Earlier this month,
Jaguar Land Rover Automotive plc (JLR) reported its financial results for the three months to 31 December 2025 (Q3 FY26). Commenting on the performance, P.B. Balaji, JLR’s CEO, said: “Q3 was a challenging quarter for JLR with performance impacted by the production shutdown we initiated in response to the cyber incident, the planned wind down of legacy Jaguar, and US tariffs. Thanks to the commitment of our teams, we returned vehicle production to normal levels by mid- November, and we are focused on building our business back stronger.
“While the external environment remains volatile, we expect performance to improve significantly in the fourth quarter, and we have clear plans to manage global challenges. We have a resilient business and remain focused on transformation. 2026 is set to be an exciting year for JLR as we develop our next-generation vehicles, including the launch of the Range Rover Electric and the unveiling of the first new Jaguar.”
JLR’s revenue for the quarter was £4.5 billion, down 39% versus Q3 FY25, and £16 billion YTD (year to date), down 24% year-on-year. This was largely driven by a reduction in wholesale volumes, which were impacted following the cyber incident, with production only returning to normal levels by mid-November and time being required thereafter to distribute vehicles globally.
Volumes and profitability were both impacted year-on-year by the continued planned wind down of legacy Jaguar models ahead of the new Jaguar launch, and the deterioration of market conditions in China. Profitability was also impacted by the ongoing incremental US tariffs and increased VME (variable marketing expense).
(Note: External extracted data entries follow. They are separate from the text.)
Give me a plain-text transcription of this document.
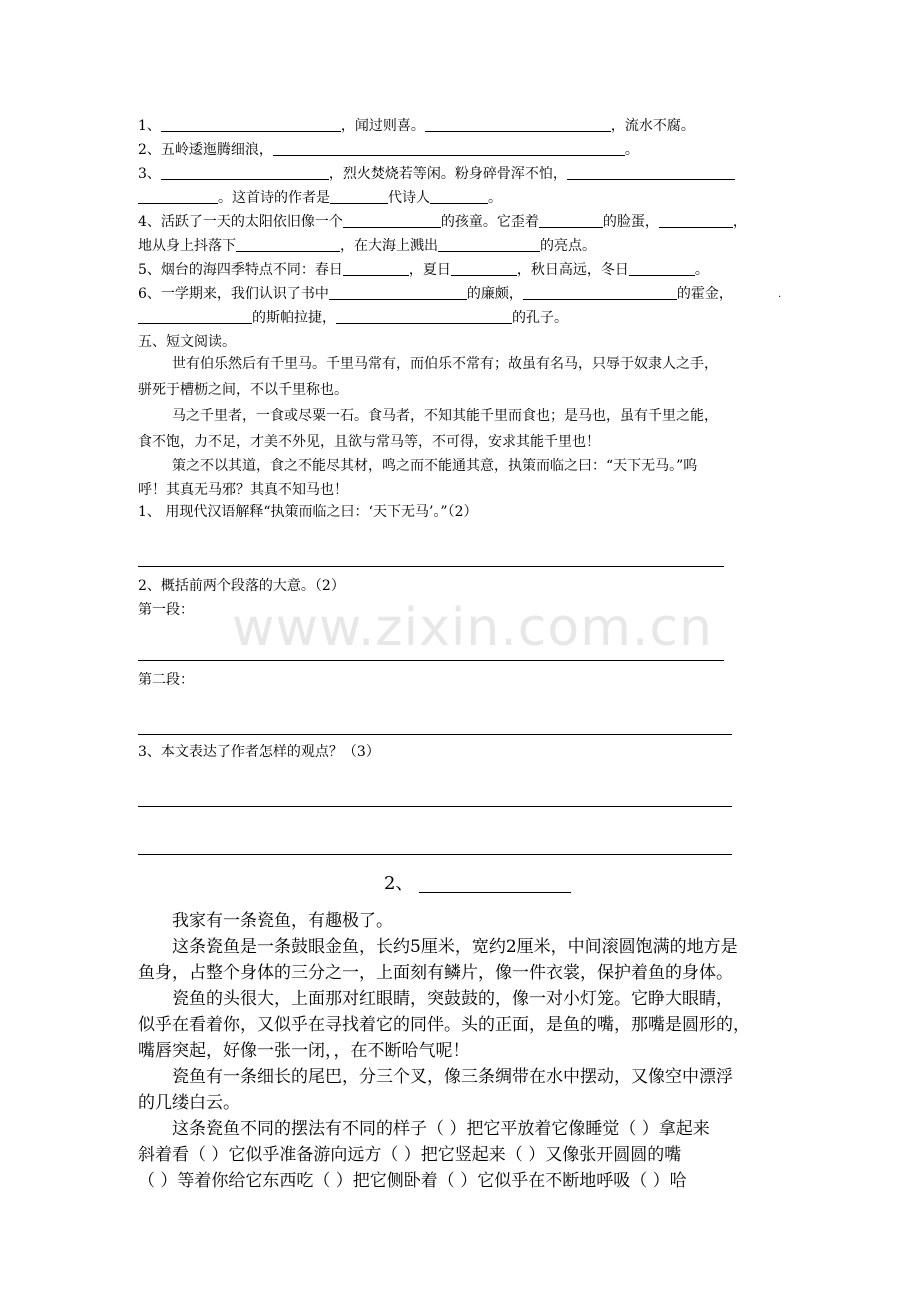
1、	，闻过则喜。	，流水不腐。
2、五岭逶迤腾细浪，	。
3、	，烈火焚烧若等闲。粉身碎骨浑不怕，
。这首诗的作者是	代诗人	。
4、活跃了一天的太阳依旧像一个	的孩童。它歪着	的脸蛋，	，
地从身上抖落下	，在大海上溅出	的亮点。
5、烟台的海四季特点不同：春日	，夏日	，秋日高远，冬日	。
6、一学期来，我们认识了书中	的廉颇，	的霍金，	·
的斯帕拉捷，	的孔子。
五、短文阅读。
世有伯乐然后有千里马。千里马常有，而伯乐不常有；故虽有名马，只辱于奴隶人之手，
骈死于槽枥之间，不以千里称也。
马之千里者，一食或尽粟一石。食马者，不知其能千里而食也；是马也，虽有千里之能，
食不饱，力不足，才美不外见，且欲与常马等，不可得，安求其能千里也！
策之不以其道，食之不能尽其材，鸣之而不能通其意，执策而临之曰：“天下无马。”呜
呼！其真无马邪？其真不知马也！
1、 用现代汉语解释“执策而临之曰：‘天下无马’。”（2）
2、概括前两个段落的大意。（2）
第一段：
第二段：
3、本文表达了作者怎样的观点？（3）
www.zixin.com.cn
2、
我家有一条瓷鱼，有趣极了。
这条瓷鱼是一条鼓眼金鱼，长约5厘米，宽约2厘米，中间滚圆饱满的地方是
鱼身，占整个身体的三分之一，上面刻有鳞片，像一件衣裳，保护着鱼的身体。
瓷鱼的头很大，上面那对红眼睛，突鼓鼓的，像一对小灯笼。它睁大眼睛，
似乎在看着你，又似乎在寻找着它的同伴。头的正面，是鱼的嘴，那嘴是圆形的，
嘴唇突起，好像一张一闭，，在不断哈气呢！
瓷鱼有一条细长的尾巴，分三个叉，像三条绸带在水中摆动，又像空中漂浮
的几缕白云。
这条瓷鱼不同的摆法有不同的样子（ ）把它平放着它像睡觉（ ）拿起来
斜着看（ ）它似乎准备游向远方（ ）把它竖起来（ ）又像张开圆圆的嘴
（ ）等着你给它东西吃（ ）把它侧卧着（ ）它似乎在不断地呼吸（ ）哈
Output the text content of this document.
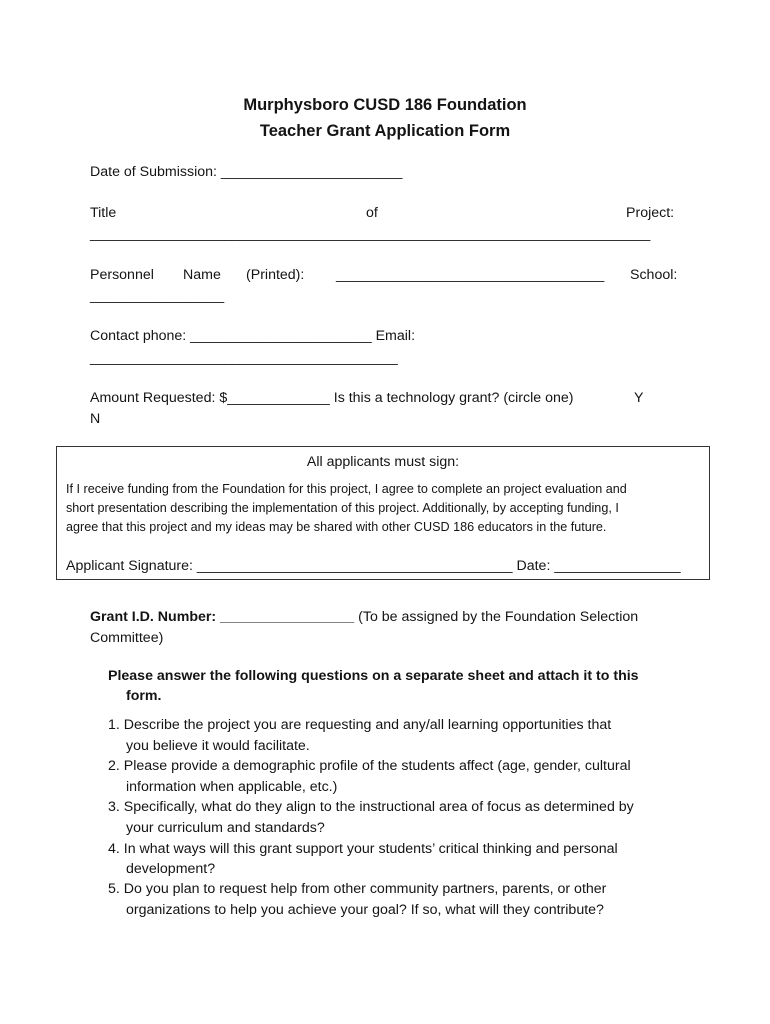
Murphysboro CUSD 186 Foundation
Teacher Grant Application Form
Date of Submission: _______________________
Title	of	Project:
_______________________________________________________________________
Personnel Name (Printed): __________________________________ School:
_________________
Contact phone: _______________________ Email:
_______________________________________
Amount Requested: $_____________ Is this a technology grant? (circle one)	Y
N
All applicants must sign:
If I receive funding from the Foundation for this project, I agree to complete an project evaluation and
short presentation describing the implementation of this project. Additionally, by accepting funding, I
agree that this project and my ideas may be shared with other CUSD 186 educators in the future.
Applicant Signature: ________________________________________ Date: ________________
Grant I.D. Number: _________________ (To be assigned by the Foundation Selection
Committee)
Please answer the following questions on a separate sheet and attach it to this
form.
1. Describe the project you are requesting and any/all learning opportunities that
you believe it would facilitate.
2. Please provide a demographic profile of the students affect (age, gender, cultural
information when applicable, etc.)
3. Specifically, what do they align to the instructional area of focus as determined by
your curriculum and standards?
4. In what ways will this grant support your students’ critical thinking and personal
development?
5. Do you plan to request help from other community partners, parents, or other
organizations to help you achieve your goal? If so, what will they contribute?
Loss before tax and exceptional items was £310 million in Q3 and £444 million YTD, down from a profit of £523 million and £1.6 billion respectively a year ago. Looking ahead, JLR says it remains resilient and well placed to address the economic, geopolitical and policy challenges the industry faces. Investment spend is expected to remain at £18 billion over the five-year period from FY24.